We chose the Ashford Manor (http://ambedandbreakfast.com), which is right in the centre of Watkinsville, 10 minutes from Athens GA. Watkinsville itself is a pretty town, with a bunch of good restaurants and stores right outside the B&B.
The rooms are a delight – eclectically designed and very comfortable – just look at the photos. We stayed in the Cottage Gallery Suite – again see the photos – and it was absolutely charming. They also have a suite that is dog friendly (The Cottage Hideaway Suite) and a room in the main house that accommodates dogs.
The B&B is owned and run by Dave and Mario who are a case study in Hospitality Management. Check-in was easy (as was check-out!) and the breakfast was perfect.
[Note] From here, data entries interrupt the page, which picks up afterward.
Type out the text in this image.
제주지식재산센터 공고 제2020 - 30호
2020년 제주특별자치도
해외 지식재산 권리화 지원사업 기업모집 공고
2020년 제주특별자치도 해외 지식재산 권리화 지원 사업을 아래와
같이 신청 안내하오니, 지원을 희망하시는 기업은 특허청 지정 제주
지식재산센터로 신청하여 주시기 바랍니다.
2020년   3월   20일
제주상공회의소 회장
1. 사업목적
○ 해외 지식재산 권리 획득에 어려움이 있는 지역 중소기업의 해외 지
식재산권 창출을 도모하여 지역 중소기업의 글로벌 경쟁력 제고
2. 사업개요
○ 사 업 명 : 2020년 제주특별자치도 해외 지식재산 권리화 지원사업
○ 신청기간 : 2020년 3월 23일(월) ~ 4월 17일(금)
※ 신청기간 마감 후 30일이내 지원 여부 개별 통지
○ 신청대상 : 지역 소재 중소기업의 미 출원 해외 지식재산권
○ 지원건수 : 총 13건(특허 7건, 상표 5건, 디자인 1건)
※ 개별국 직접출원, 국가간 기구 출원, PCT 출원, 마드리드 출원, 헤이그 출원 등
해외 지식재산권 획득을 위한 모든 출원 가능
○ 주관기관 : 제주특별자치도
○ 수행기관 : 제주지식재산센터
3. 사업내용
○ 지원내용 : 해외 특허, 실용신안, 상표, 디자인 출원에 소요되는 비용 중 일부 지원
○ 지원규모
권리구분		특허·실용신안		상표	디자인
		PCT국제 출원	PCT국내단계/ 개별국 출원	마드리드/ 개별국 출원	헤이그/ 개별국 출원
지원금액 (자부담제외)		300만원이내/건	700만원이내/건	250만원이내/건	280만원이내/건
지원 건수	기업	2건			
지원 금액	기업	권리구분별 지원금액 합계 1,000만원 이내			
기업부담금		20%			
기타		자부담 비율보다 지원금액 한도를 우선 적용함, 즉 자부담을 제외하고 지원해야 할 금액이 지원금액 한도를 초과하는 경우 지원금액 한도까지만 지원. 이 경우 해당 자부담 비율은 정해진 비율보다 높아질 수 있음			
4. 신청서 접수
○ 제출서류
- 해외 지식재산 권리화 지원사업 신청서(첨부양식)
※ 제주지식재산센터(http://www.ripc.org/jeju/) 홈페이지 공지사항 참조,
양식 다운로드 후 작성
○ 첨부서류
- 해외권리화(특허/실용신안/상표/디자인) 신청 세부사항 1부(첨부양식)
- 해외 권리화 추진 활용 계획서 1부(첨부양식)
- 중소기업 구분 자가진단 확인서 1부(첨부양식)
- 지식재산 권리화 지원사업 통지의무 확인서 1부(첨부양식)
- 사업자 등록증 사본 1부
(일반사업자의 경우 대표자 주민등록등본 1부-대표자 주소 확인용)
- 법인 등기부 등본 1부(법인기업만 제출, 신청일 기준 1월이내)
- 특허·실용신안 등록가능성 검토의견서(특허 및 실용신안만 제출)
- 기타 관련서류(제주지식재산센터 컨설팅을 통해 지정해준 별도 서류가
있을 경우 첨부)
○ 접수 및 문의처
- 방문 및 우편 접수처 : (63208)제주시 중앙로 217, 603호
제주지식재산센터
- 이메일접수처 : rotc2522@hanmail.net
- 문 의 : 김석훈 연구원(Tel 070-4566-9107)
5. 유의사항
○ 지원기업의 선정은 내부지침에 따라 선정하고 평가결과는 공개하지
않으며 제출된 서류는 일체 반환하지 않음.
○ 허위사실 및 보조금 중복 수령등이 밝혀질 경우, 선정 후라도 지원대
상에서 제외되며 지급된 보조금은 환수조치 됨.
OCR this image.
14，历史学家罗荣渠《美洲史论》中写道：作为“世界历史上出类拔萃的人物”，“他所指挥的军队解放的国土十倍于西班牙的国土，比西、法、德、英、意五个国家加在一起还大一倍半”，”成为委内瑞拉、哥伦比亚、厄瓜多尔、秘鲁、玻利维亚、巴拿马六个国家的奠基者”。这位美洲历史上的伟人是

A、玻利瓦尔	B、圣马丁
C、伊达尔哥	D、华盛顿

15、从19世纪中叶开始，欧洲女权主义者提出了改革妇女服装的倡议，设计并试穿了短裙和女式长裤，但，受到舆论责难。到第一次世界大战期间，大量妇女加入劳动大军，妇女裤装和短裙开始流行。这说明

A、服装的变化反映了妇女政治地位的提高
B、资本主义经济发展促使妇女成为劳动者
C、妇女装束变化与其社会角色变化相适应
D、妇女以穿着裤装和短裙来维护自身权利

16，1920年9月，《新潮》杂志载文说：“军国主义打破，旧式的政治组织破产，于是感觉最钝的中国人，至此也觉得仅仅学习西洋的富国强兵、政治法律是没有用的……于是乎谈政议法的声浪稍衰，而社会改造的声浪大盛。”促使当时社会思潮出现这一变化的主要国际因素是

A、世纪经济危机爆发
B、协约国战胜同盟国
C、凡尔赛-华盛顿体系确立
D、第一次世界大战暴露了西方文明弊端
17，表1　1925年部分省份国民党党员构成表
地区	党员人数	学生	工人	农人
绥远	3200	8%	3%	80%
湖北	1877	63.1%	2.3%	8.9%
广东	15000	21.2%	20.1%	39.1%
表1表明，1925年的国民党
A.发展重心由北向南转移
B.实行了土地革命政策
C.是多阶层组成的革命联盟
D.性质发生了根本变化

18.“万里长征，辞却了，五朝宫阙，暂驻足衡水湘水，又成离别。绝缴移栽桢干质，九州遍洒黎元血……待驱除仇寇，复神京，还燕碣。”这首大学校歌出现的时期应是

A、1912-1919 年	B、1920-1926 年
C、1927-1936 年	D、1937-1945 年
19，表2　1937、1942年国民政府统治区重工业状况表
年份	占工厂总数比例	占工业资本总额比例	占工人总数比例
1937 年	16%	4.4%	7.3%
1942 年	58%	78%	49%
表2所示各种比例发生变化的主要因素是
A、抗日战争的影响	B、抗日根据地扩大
We stayed in mid-June and the weather was ideal to have Sunday breakfast on the front porch. An added draw is that Ashford Manor also specializes in weddings, so if you’re about to tie the knot, it’s a place to look at.
Back in April, we traveled up to Asheville NC (see the blog ‘Thinking outside the Kennel’) and on the way back broke our journey in Auburn – Researcher in Chief Bethany, is a graduate (War Eagle! apparently). Rather than stay in an anonymous chain hotel, we chose The Crenshaw Guest House (http://crenshawguesthouse.com). No photos unfortunately but have a look at their website. We stayed in Thach Cottage, which again is dog friendly should you be traveling en-famille (or even ‘Avec Chien’!). As you’ll see from their photos, again the rooms are really comfortable and welcoming. But the common theme with these B&Bs is the welcome you get from the owners, in this case Steve and Sarah Jenkins, and the amazing breakfast they provide.
Whenever I have to travel to the Florida State Capital, Tallahassee, I always check into The Little English Guesthouse (http://www.littleenglishguesthouse.com) run by fellow Briton Tracey Cochran and her husband Thom. It’s very English themed and the welcome is perfect. Hospitable but not intrusive. The food is exactly what’s needed before a day treading the halls of government and the afternoon glass of Sherry doesn’t go amiss either.
Speaking of amazing breakfasts, you can’t beat the DuPont Mansion in Louisville KY. We stayed there for nearly a week in March. http://www.dupontmansion.com to check out the photos. The property itself is both beautiful, historic and very convenient. The welcome from the InnKeepers as they term themselves was exactly as you’d be taught in the best hotel schools. ….and the breakfasts….. Simply amazing.
One more for your list. The Shade Tree Inn in St Francisville LA. ( http://shadetreeinn.com ). We stayed there back in 2012 and it’s as different from the others I’ve mentioned as it could be. This is a 4 acre hilltop bird sanctuary hidden away in the Deep South. I’ve added a photo of the panorama from our room. An unbelievable welcome, perfect hospitality and great food.
The thing that comes from all these outstanding Bed and Breakfast establishments is that they are not providing a commodity – a room to stay in and that’s it. They are providing a true experience, a reason to go there in addition to visiting the destination for vacation or business.
My visits to Tallahassee for example could be achieved in a day – early morning drive down I-10, business meetings and a drive back. But the experience of staying in the Little English Guesthouse encourages me to go the afternoon before. I’m rested and calm before I start my day of meetings and I’ve had an experience, not just a night in an hotel.The same applies to all the B&Bs I’ve mentioned, and others we’ve stayed at.
Traveling these days, no matter for leisure or business, must involve more than just a bed to sleep in, a plane ride to get there or a beach to lie on. The experience and the memories can stay with you and encourage you to return. The great experiences that are offered by these hospitality experts encourage their guests to become advocates and ambassadors, spreading the word by TripAdvisor and other review sites
and by the stories they tell their friends and family.
If you’re involved in tourism, hospitality, restaurants or attractions, that must be your number one goal – surely?